Si l’Angleterre s’était qualifiée, et avait été présente à cette phase finale du Championnat d’Europe, elle apporterait pleinement confirmation de ce que nous venons d’écrire. Les joueurs anglais gagnent beaucoup de compétitions européennes avec leurs clubs, du moins ceux qui jouent, mais ne s’expatrient pas.
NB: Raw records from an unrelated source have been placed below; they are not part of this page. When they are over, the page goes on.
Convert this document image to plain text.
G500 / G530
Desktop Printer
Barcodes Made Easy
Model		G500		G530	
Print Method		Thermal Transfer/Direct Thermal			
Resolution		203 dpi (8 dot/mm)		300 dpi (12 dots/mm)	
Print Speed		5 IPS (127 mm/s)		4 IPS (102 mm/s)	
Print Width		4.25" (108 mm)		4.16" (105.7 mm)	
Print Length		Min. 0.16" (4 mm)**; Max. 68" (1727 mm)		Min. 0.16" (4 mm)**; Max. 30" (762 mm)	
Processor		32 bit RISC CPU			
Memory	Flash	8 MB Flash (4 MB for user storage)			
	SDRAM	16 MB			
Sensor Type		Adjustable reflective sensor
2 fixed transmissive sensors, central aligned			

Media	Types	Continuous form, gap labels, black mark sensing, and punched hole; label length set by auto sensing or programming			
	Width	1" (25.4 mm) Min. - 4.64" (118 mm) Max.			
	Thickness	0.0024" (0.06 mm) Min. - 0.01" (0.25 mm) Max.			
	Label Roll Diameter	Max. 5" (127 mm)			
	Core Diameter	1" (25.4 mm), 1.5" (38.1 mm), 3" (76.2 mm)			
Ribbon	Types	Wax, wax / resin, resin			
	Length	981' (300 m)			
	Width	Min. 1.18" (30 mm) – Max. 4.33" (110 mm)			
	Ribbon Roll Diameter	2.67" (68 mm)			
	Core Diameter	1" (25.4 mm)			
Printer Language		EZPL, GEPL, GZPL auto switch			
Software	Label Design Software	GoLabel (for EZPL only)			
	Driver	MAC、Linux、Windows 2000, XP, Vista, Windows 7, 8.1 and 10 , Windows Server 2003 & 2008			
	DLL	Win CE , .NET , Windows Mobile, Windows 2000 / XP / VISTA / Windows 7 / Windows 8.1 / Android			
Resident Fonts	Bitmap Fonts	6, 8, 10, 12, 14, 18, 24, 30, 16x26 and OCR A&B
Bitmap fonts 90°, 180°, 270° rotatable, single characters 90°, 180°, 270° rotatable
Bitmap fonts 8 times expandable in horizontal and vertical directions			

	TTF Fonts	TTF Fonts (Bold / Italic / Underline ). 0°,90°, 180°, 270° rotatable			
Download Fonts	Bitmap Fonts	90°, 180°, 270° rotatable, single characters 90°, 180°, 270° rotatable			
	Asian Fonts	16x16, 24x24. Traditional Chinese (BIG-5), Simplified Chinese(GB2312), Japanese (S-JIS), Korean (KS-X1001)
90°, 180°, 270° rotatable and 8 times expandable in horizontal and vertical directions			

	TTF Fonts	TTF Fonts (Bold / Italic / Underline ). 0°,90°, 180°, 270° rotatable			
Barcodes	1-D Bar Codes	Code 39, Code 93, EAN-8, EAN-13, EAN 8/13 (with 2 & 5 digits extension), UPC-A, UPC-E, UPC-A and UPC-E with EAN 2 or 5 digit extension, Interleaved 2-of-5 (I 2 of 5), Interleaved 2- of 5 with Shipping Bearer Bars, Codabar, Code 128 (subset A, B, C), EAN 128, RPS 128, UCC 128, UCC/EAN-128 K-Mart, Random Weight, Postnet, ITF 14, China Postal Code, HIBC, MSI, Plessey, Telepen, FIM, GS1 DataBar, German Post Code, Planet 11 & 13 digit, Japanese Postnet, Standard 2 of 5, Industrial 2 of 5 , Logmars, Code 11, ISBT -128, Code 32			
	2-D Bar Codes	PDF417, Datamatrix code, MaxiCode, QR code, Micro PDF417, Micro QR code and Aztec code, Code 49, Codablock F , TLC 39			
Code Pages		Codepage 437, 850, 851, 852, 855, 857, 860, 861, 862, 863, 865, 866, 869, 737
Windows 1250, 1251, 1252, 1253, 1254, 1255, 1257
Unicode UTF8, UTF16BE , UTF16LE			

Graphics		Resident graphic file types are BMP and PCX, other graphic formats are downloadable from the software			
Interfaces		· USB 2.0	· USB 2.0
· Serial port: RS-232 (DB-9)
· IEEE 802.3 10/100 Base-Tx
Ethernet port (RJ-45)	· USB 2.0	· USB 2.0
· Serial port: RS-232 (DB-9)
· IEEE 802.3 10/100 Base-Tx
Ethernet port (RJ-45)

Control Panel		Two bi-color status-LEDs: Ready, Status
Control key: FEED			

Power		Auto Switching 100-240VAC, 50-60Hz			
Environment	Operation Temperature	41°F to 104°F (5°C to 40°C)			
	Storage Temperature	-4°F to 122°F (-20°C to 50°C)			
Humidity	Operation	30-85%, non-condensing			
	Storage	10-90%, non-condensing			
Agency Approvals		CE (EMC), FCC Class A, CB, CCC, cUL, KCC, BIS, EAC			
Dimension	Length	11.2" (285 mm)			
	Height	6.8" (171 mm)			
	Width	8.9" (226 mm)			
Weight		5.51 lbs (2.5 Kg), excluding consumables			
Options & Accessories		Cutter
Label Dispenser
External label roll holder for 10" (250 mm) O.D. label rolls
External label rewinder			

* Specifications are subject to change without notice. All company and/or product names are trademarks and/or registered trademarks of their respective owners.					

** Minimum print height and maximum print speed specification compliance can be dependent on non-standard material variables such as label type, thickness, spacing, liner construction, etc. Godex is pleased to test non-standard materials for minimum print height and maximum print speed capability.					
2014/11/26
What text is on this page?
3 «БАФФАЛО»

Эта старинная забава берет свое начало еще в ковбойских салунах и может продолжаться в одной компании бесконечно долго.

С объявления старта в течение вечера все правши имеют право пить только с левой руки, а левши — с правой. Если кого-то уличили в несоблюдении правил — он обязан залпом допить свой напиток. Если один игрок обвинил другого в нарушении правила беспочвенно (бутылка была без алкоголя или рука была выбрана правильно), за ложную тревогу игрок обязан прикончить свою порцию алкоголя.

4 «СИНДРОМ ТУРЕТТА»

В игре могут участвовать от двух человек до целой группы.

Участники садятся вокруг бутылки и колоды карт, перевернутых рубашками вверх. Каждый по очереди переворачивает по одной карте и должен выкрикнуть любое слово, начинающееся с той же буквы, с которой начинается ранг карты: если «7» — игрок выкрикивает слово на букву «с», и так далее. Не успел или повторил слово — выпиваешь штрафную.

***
Ces statistiques démontrent aussi qu’il existe réellement des places fortes dans le football mondial, en Europe comme en Amérique du Sud avec le Brésil, l’Argentine et quelques années auparavant l’Uruguay (9 CM à eux trois). Elles apportent la preuve également que la puissance des clubs (Angleterre et Espagne notamment) est souvent inversement proportionnelle au palmarès des équipes nationales.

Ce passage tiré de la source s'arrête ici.